According to the chairman of the Russian Civic Chamber's Commission for the Development of Public Diplomacy, Humanitarian Cooperation and Traditional Values, the first deputy chairman of the International Public Fund 'Russian Peace Foundation' Yelena Sutormina, all these facts are partly explained by the fact that centers for countering Russian propaganda in the West and Europe are actively created now: “The U.S. State Department allocates huge funds, including to non-governmental organizations. Today, about 25-30 million of our compatriots live abroad. Many of them are subjected to pressure and rights violations in current realities. This October, the United Nations named Latvia and Lithuania, where the term "non-citizens" is used, leaders in discrimination against Russians in Europe. In the Baltic countries, they try to limit in every way the right of our compatriots to use Russian. There are not just attempts to prohibit it in teaching, but also in communication, because in everyday life people in store often refuse to sell something if the buyer speaks Russian. Even doctors refuse to accept children of parents who speak Russian. I'm not talking about pressure on actions, events for activists who hold memory actions, in particular devoted to the Great Patriotic War."

Sutormina separately noted the topic of combating historical monuments: “In Poland, a decision was made to demolish 500 monuments. There was a case recently, when a monument was demolished in Lithuania. In the Russian Civic Chamber we are trying to resist such attempts, after each such glaring case we send an appeal to the Council of Europe Commissioner for Human Rights, to the OSCE, to the UN. But in 90% of cases we receive no answer. However, recently the OSCE said  that they are worried about what is happening in Ukraine. We call on international human rights organizations - Amnesty International, Reporters Without Borders - to be more active."

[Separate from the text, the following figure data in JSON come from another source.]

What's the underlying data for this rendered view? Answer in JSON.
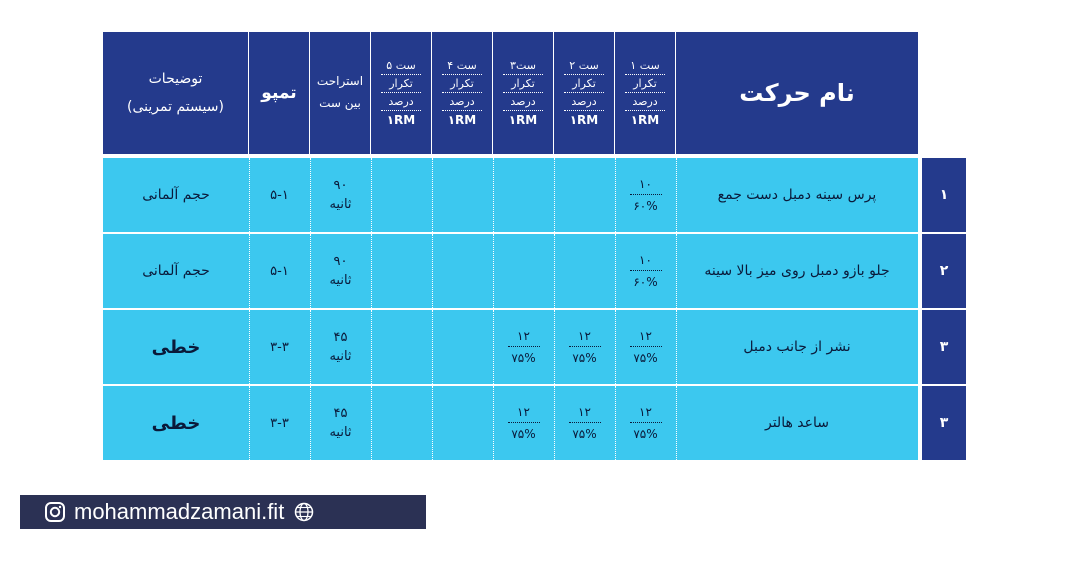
{
  "header": {
    "name_label": "نام حرکت",
    "sets": [
      {
        "title": "ست ۱",
        "sub1": "تکرار",
        "sub2": "درصد",
        "rm": "۱RM"
      },
      {
        "title": "ست ۲",
        "sub1": "تکرار",
        "sub2": "درصد",
        "rm": "۱RM"
      },
      {
        "title": "ست۳",
        "sub1": "تکرار",
        "sub2": "درصد",
        "rm": "۱RM"
      },
      {
        "title": "ست ۴",
        "sub1": "تکرار",
        "sub2": "درصد",
        "rm": "۱RM"
      },
      {
        "title": "ست ۵",
        "sub1": "تکرار",
        "sub2": "درصد",
        "rm": "۱RM"
      }
    ],
    "rest_line1": "استراحت",
    "rest_line2": "بین ست",
    "tempo": "تمپو",
    "desc_line1": "توضیحات",
    "desc_line2": "(سیستم تمرینی)"
  },
  "rows": [
    {
      "num": "۱",
      "name": "پرس سینه دمبل دست جمع",
      "sets": [
        {
          "reps": "۱۰",
          "pct": "۶۰%"
        },
        null,
        null,
        null,
        null
      ],
      "rest_value": "۹۰",
      "rest_unit": "ثانیه",
      "tempo": "۵-۱",
      "desc": "حجم آلمانی"
    },
    {
      "num": "۲",
      "name": "جلو بازو دمبل روی میز بالا سینه",
      "sets": [
        {
          "reps": "۱۰",
          "pct": "۶۰%"
        },
        null,
        null,
        null,
        null
      ],
      "rest_value": "۹۰",
      "rest_unit": "ثانیه",
      "tempo": "۵-۱",
      "desc": "حجم آلمانی"
    },
    {
      "num": "۳",
      "name": "نشر از جانب دمبل",
      "sets": [
        {
          "reps": "۱۲",
          "pct": "۷۵%"
        },
        {
          "reps": "۱۲",
          "pct": "۷۵%"
        },
        {
          "reps": "۱۲",
          "pct": "۷۵%"
        },
        null,
        null
      ],
      "rest_value": "۴۵",
      "rest_unit": "ثانیه",
      "tempo": "۳-۳",
      "desc": "خطی"
    },
    {
      "num": "۳",
      "name": "ساعد هالتر",
      "sets": [
        {
          "reps": "۱۲",
          "pct": "۷۵%"
        },
        {
          "reps": "۱۲",
          "pct": "۷۵%"
        },
        {
          "reps": "۱۲",
          "pct": "۷۵%"
        },
        null,
        null
      ],
      "rest_value": "۴۵",
      "rest_unit": "ثانیه",
      "tempo": "۳-۳",
      "desc": "خطی"
    }
  ],
  "footer": {
    "handle": "mohammadzamani.fit",
    "instagram_icon": "instagram-icon",
    "globe_icon": "globe-icon"
  }
}
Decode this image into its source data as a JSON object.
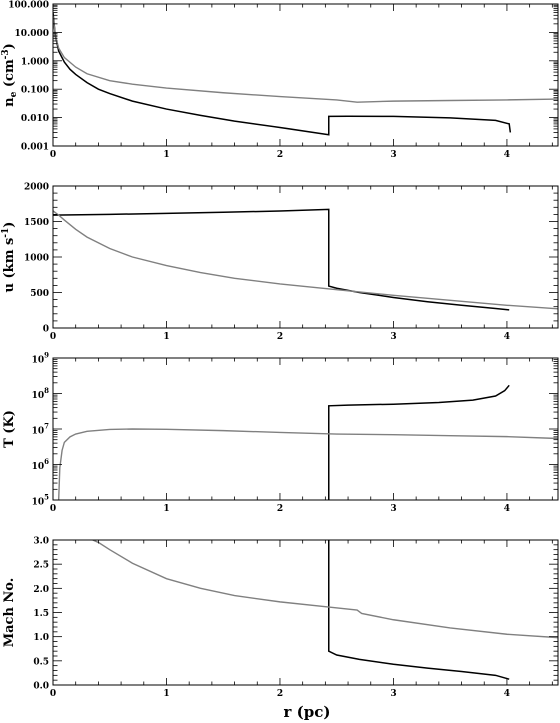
{
  "xlabel": "r (pc)",
  "colors": {
    "series_1": "#000000",
    "series_2": "#808080"
  },
  "chart_data": [
    {
      "type": "line",
      "ylabel_main": "n",
      "ylabel_sub": "e",
      "ylabel_paren": "(cm",
      "ylabel_sup": "-3",
      "ylabel_close": ")",
      "yscale": "log",
      "xlim": [
        0,
        4.45
      ],
      "ylim": [
        0.001,
        100
      ],
      "xticks": [
        0,
        1,
        2,
        3,
        4
      ],
      "xtick_labels": [
        "0",
        "1",
        "2",
        "3",
        "4"
      ],
      "yticks": [
        0.001,
        0.01,
        0.1,
        1,
        10,
        100
      ],
      "ytick_labels": [
        "0.001",
        "0.010",
        "0.100",
        "1.000",
        "10.000",
        "100.000"
      ],
      "series": [
        {
          "color": "black",
          "x": [
            0.0,
            0.02,
            0.05,
            0.1,
            0.15,
            0.2,
            0.3,
            0.4,
            0.5,
            0.7,
            1.0,
            1.3,
            1.6,
            2.0,
            2.43,
            2.43,
            2.6,
            3.0,
            3.5,
            3.9,
            4.02,
            4.03
          ],
          "y": [
            50,
            8,
            2.2,
            0.9,
            0.5,
            0.33,
            0.17,
            0.1,
            0.07,
            0.038,
            0.02,
            0.012,
            0.0075,
            0.0045,
            0.0025,
            0.011,
            0.0112,
            0.011,
            0.0098,
            0.008,
            0.006,
            0.003
          ]
        },
        {
          "color": "gray",
          "x": [
            0.0,
            0.02,
            0.05,
            0.1,
            0.2,
            0.3,
            0.5,
            0.7,
            1.0,
            1.5,
            2.0,
            2.5,
            2.68,
            3.0,
            3.5,
            4.0,
            4.45
          ],
          "y": [
            40,
            8,
            2.8,
            1.3,
            0.6,
            0.35,
            0.2,
            0.15,
            0.11,
            0.075,
            0.055,
            0.042,
            0.035,
            0.038,
            0.04,
            0.042,
            0.045
          ]
        }
      ]
    },
    {
      "type": "line",
      "ylabel_main": "u",
      "ylabel_paren": "(km s",
      "ylabel_sup": "-1",
      "ylabel_close": ")",
      "yscale": "linear",
      "xlim": [
        0,
        4.45
      ],
      "ylim": [
        0,
        2000
      ],
      "xticks": [
        0,
        1,
        2,
        3,
        4
      ],
      "xtick_labels": [
        "0",
        "1",
        "2",
        "3",
        "4"
      ],
      "yticks": [
        0,
        500,
        1000,
        1500,
        2000
      ],
      "ytick_labels": [
        "0",
        "500",
        "1000",
        "1500",
        "2000"
      ],
      "series": [
        {
          "color": "black",
          "x": [
            0.0,
            0.5,
            1.0,
            1.5,
            2.0,
            2.43,
            2.43,
            2.5,
            2.7,
            3.0,
            3.3,
            3.6,
            3.9,
            4.02
          ],
          "y": [
            1590,
            1600,
            1615,
            1630,
            1648,
            1670,
            590,
            560,
            500,
            430,
            370,
            320,
            275,
            255
          ]
        },
        {
          "color": "gray",
          "x": [
            0.0,
            0.05,
            0.1,
            0.2,
            0.3,
            0.5,
            0.7,
            1.0,
            1.3,
            1.6,
            2.0,
            2.5,
            3.0,
            3.5,
            4.0,
            4.45
          ],
          "y": [
            1650,
            1590,
            1520,
            1390,
            1280,
            1120,
            1000,
            880,
            780,
            700,
            620,
            540,
            460,
            390,
            320,
            270
          ]
        }
      ]
    },
    {
      "type": "line",
      "ylabel_main": "T",
      "ylabel_paren": "(K)",
      "yscale": "log",
      "xlim": [
        0,
        4.45
      ],
      "ylim": [
        100000,
        1000000000
      ],
      "xticks": [
        0,
        1,
        2,
        3,
        4
      ],
      "xtick_labels": [
        "0",
        "1",
        "2",
        "3",
        "4"
      ],
      "yticks": [
        100000,
        1000000,
        10000000,
        100000000,
        1000000000
      ],
      "ytick_base": "10",
      "ytick_exps": [
        "5",
        "6",
        "7",
        "8",
        "9"
      ],
      "series": [
        {
          "color": "black",
          "x": [
            2.43,
            2.43,
            2.6,
            3.0,
            3.4,
            3.7,
            3.9,
            3.98,
            4.02
          ],
          "y": [
            100000,
            45000000,
            47000000,
            50000000,
            56000000,
            65000000,
            85000000,
            120000000,
            170000000
          ]
        },
        {
          "color": "gray",
          "x": [
            0.05,
            0.06,
            0.08,
            0.1,
            0.15,
            0.2,
            0.3,
            0.5,
            0.7,
            1.0,
            1.5,
            2.0,
            2.5,
            3.0,
            3.5,
            4.0,
            4.45
          ],
          "y": [
            100000,
            800000,
            2500000,
            4200000,
            6000000,
            7200000,
            8600000,
            9700000,
            10000000,
            9800000,
            9000000,
            8000000,
            7200000,
            6900000,
            6500000,
            6100000,
            5400000
          ]
        }
      ]
    },
    {
      "type": "line",
      "ylabel_main": "Mach No.",
      "yscale": "linear",
      "xlim": [
        0,
        4.45
      ],
      "ylim": [
        0,
        3.0
      ],
      "xticks": [
        0,
        1,
        2,
        3,
        4
      ],
      "xtick_labels": [
        "0",
        "1",
        "2",
        "3",
        "4"
      ],
      "yticks": [
        0,
        0.5,
        1.0,
        1.5,
        2.0,
        2.5,
        3.0
      ],
      "ytick_labels": [
        "0.0",
        "0.5",
        "1.0",
        "1.5",
        "2.0",
        "2.5",
        "3.0"
      ],
      "series": [
        {
          "color": "black",
          "x": [
            2.43,
            2.43,
            2.5,
            2.7,
            3.0,
            3.3,
            3.6,
            3.9,
            4.02
          ],
          "y": [
            3.0,
            0.7,
            0.62,
            0.53,
            0.43,
            0.35,
            0.28,
            0.2,
            0.12
          ]
        },
        {
          "color": "gray",
          "x": [
            0.35,
            0.4,
            0.5,
            0.7,
            1.0,
            1.3,
            1.6,
            2.0,
            2.4,
            2.68,
            2.72,
            3.0,
            3.5,
            4.0,
            4.45
          ],
          "y": [
            3.0,
            2.95,
            2.8,
            2.52,
            2.2,
            2.0,
            1.85,
            1.72,
            1.62,
            1.55,
            1.48,
            1.35,
            1.18,
            1.05,
            0.98
          ]
        }
      ]
    }
  ]
}
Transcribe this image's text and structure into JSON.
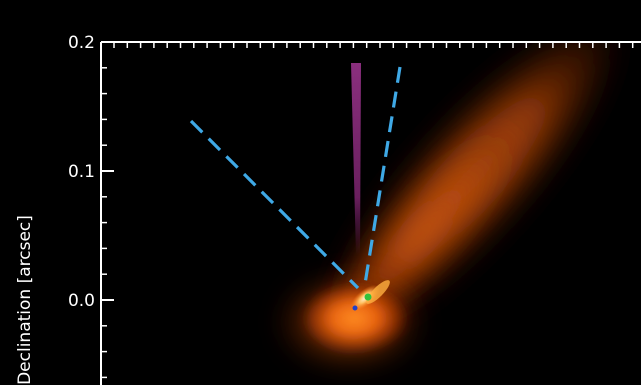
{
  "chart_data": {
    "type": "image",
    "ylabel": "Declination [arcsec]",
    "yticks": [
      {
        "value": 0.2,
        "label": "0.2"
      },
      {
        "value": 0.1,
        "label": "0.1"
      },
      {
        "value": 0.0,
        "label": "0.0"
      }
    ],
    "ylim": [
      -0.065,
      0.2
    ],
    "colors": {
      "background": "#000000",
      "frame": "#ffffff",
      "dashed_lines": "#3fa9e6",
      "purple_bar": "#7a2a6e",
      "emission_core": "#ffe6b0",
      "emission_mid": "#ff8a1e",
      "emission_outer": "#b03a00"
    },
    "features": [
      {
        "name": "dashed-line-left",
        "style": "dashed",
        "color": "dashed_lines"
      },
      {
        "name": "dashed-line-right",
        "style": "dashed",
        "color": "dashed_lines"
      },
      {
        "name": "purple-bar",
        "color": "purple_bar"
      }
    ]
  }
}
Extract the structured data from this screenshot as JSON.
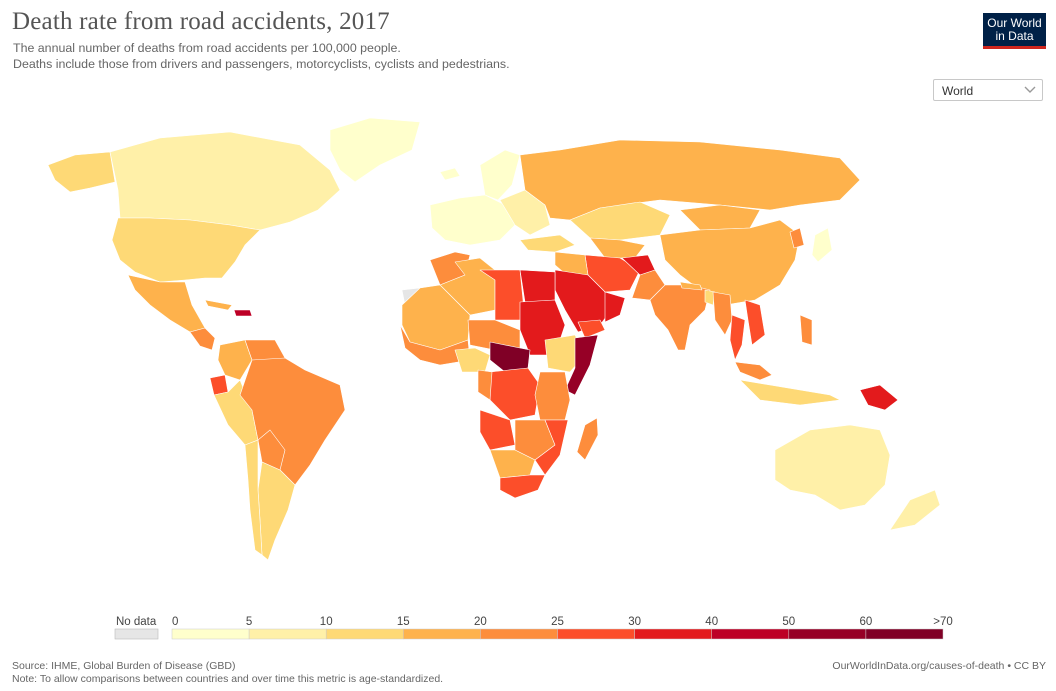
{
  "title": "Death rate from road accidents, 2017",
  "subtitle_line1": "The annual number of deaths from road accidents per 100,000 people.",
  "subtitle_line2": "Deaths include those from drivers and passengers, motorcyclists, cyclists and pedestrians.",
  "logo": {
    "line1": "Our World",
    "line2": "in Data"
  },
  "region_select": {
    "value": "World",
    "icon": "chevron-down-icon"
  },
  "legend": {
    "no_data_label": "No data",
    "no_data_color": "#e6e6e6",
    "bins": [
      {
        "from": "0",
        "color": "#ffffcc"
      },
      {
        "from": "5",
        "color": "#fff0a8"
      },
      {
        "from": "10",
        "color": "#fed976"
      },
      {
        "from": "15",
        "color": "#feb24c"
      },
      {
        "from": "20",
        "color": "#fd8d3c"
      },
      {
        "from": "25",
        "color": "#fc4e2a"
      },
      {
        "from": "30",
        "color": "#e31a1c"
      },
      {
        "from": "40",
        "color": "#bd0026"
      },
      {
        "from": "50",
        "color": "#960026"
      },
      {
        "from": "60",
        "color": "#800026"
      }
    ],
    "last_label": ">70"
  },
  "source_line": "Source: IHME, Global Burden of Disease (GBD)",
  "note_line": "Note: To allow comparisons between countries and over time this metric is age-standardized.",
  "credit": "OurWorldInData.org/causes-of-death • CC BY"
}
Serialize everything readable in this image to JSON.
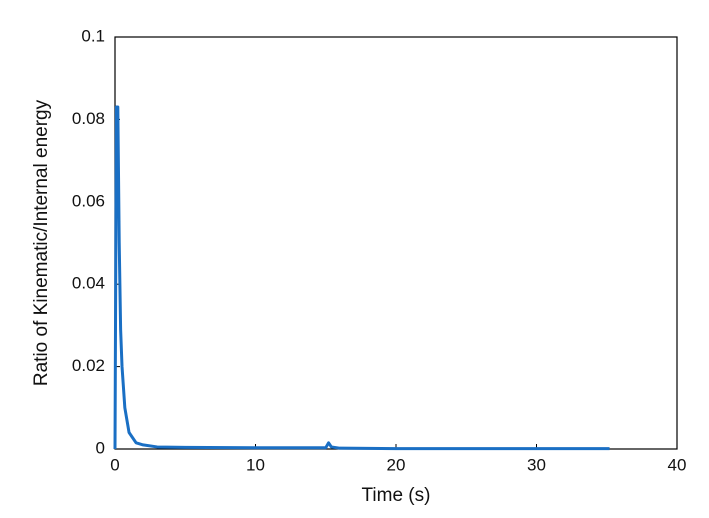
{
  "chart_data": {
    "type": "line",
    "x_label": "Time (s)",
    "y_label": "Ratio of Kinematic/Internal energy",
    "x": [
      0,
      0.1,
      0.2,
      0.3,
      0.4,
      0.5,
      0.7,
      1.0,
      1.5,
      2,
      3,
      5,
      10,
      15,
      15.2,
      15.4,
      16,
      20,
      30,
      35.2
    ],
    "values": [
      0,
      0.083,
      0.083,
      0.05,
      0.029,
      0.02,
      0.01,
      0.004,
      0.0015,
      0.001,
      0.0005,
      0.0004,
      0.0003,
      0.0003,
      0.0015,
      0.0005,
      0.0002,
      0.0001,
      0.0001,
      0.0001
    ],
    "color": "#1a6fc4",
    "xlim": [
      0,
      40
    ],
    "xticks": [
      0,
      10,
      20,
      30,
      40
    ],
    "ylim": [
      0,
      0.1
    ],
    "yticks": [
      0,
      0.02,
      0.04,
      0.06,
      0.08,
      0.1
    ],
    "grid": false
  }
}
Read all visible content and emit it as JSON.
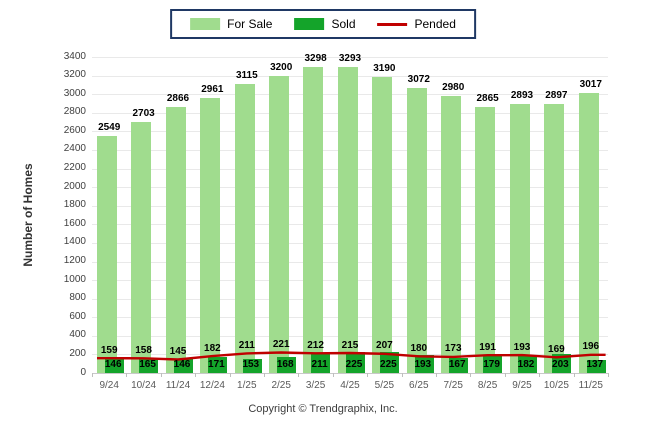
{
  "legend": {
    "items": [
      {
        "label": "For Sale",
        "type": "swatch",
        "color": "#A0DC8E"
      },
      {
        "label": "Sold",
        "type": "swatch",
        "color": "#14A42A"
      },
      {
        "label": "Pended",
        "type": "line",
        "color": "#C00000"
      }
    ],
    "border_color": "#1F3864"
  },
  "chart_data": {
    "type": "bar",
    "categories": [
      "9/24",
      "10/24",
      "11/24",
      "12/24",
      "1/25",
      "2/25",
      "3/25",
      "4/25",
      "5/25",
      "6/25",
      "7/25",
      "8/25",
      "9/25",
      "10/25",
      "11/25"
    ],
    "series": [
      {
        "name": "For Sale",
        "type": "bar",
        "color": "#A0DC8E",
        "values": [
          2549,
          2703,
          2866,
          2961,
          3115,
          3200,
          3298,
          3293,
          3190,
          3072,
          2980,
          2865,
          2893,
          2897,
          3017
        ]
      },
      {
        "name": "Sold",
        "type": "bar",
        "color": "#14A42A",
        "values": [
          146,
          165,
          146,
          171,
          153,
          168,
          211,
          225,
          225,
          193,
          167,
          179,
          182,
          203,
          137
        ]
      },
      {
        "name": "Pended",
        "type": "line",
        "color": "#C00000",
        "values": [
          159,
          158,
          145,
          182,
          211,
          221,
          212,
          215,
          207,
          180,
          173,
          191,
          193,
          169,
          196
        ]
      }
    ],
    "title": "",
    "xlabel": "",
    "ylabel": "Number of Homes",
    "ylim": [
      0,
      3400
    ],
    "ytick_step": 200,
    "grid": true,
    "legend_position": "top",
    "value_labels": true
  },
  "footer": {
    "copyright": "Copyright © Trendgraphix, Inc."
  }
}
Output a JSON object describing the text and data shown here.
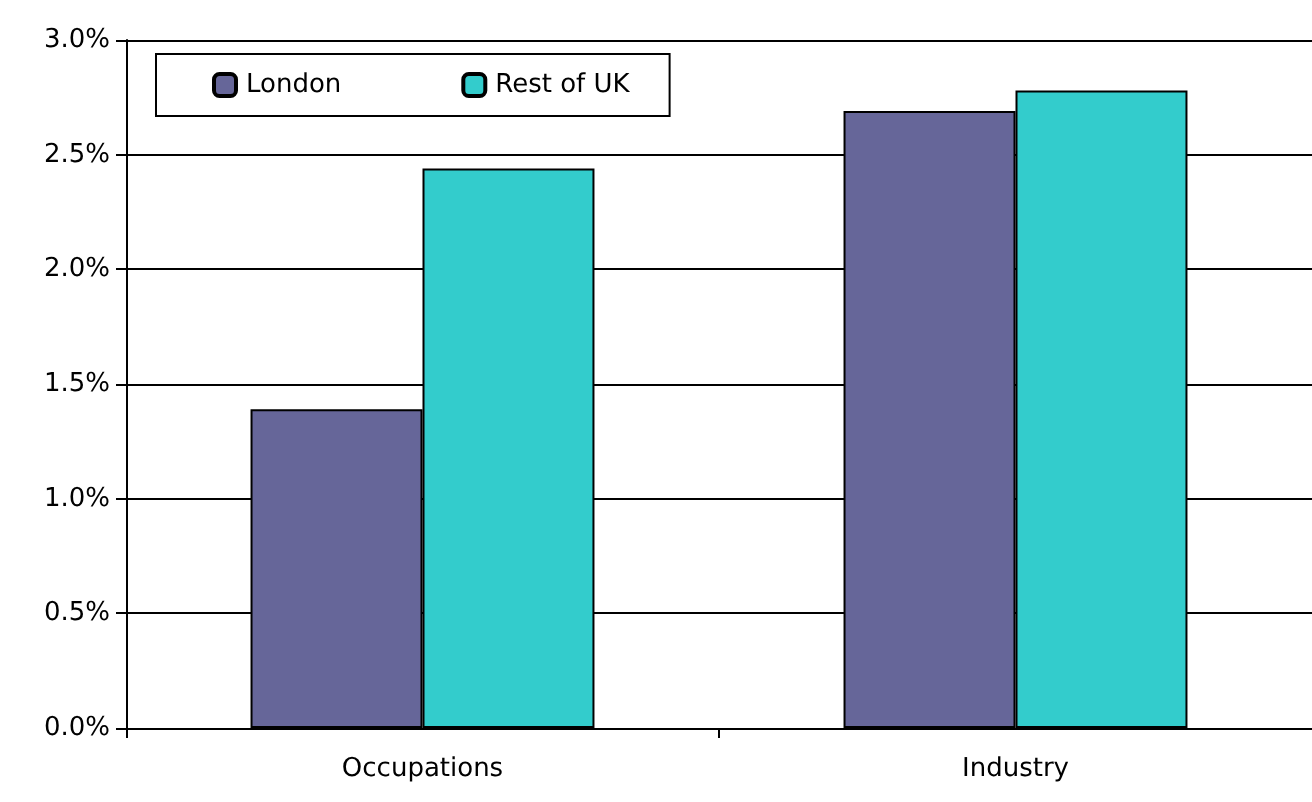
{
  "chart_data": {
    "type": "bar",
    "categories": [
      "Occupations",
      "Industry"
    ],
    "series": [
      {
        "name": "London",
        "color": "#666699",
        "values": [
          1.39,
          2.69
        ]
      },
      {
        "name": "Rest of UK",
        "color": "#33cccc",
        "values": [
          2.44,
          2.78
        ]
      }
    ],
    "ylim": [
      0,
      3
    ],
    "yticks": [
      {
        "value": 0,
        "label": "0.0%"
      },
      {
        "value": 0.5,
        "label": "0.5%"
      },
      {
        "value": 1,
        "label": "1.0%"
      },
      {
        "value": 1.5,
        "label": "1.5%"
      },
      {
        "value": 2,
        "label": "2.0%"
      },
      {
        "value": 2.5,
        "label": "2.5%"
      },
      {
        "value": 3,
        "label": "3.0%"
      }
    ],
    "grid": "y",
    "legend": "top left"
  }
}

Elena Sutormina focused on the pressure on the Russian media - Sputnik, Russia Today: “There is a blatant situation in Ukraine. There are cracking down on independent media, different forces are used in the Internet, social networks with Russophobic themes that are used by official authorities of various countries. One of our tasks is to provide more active participation of Russian NGOs at international platforms - the UNHRC, OSCE, UNESCO."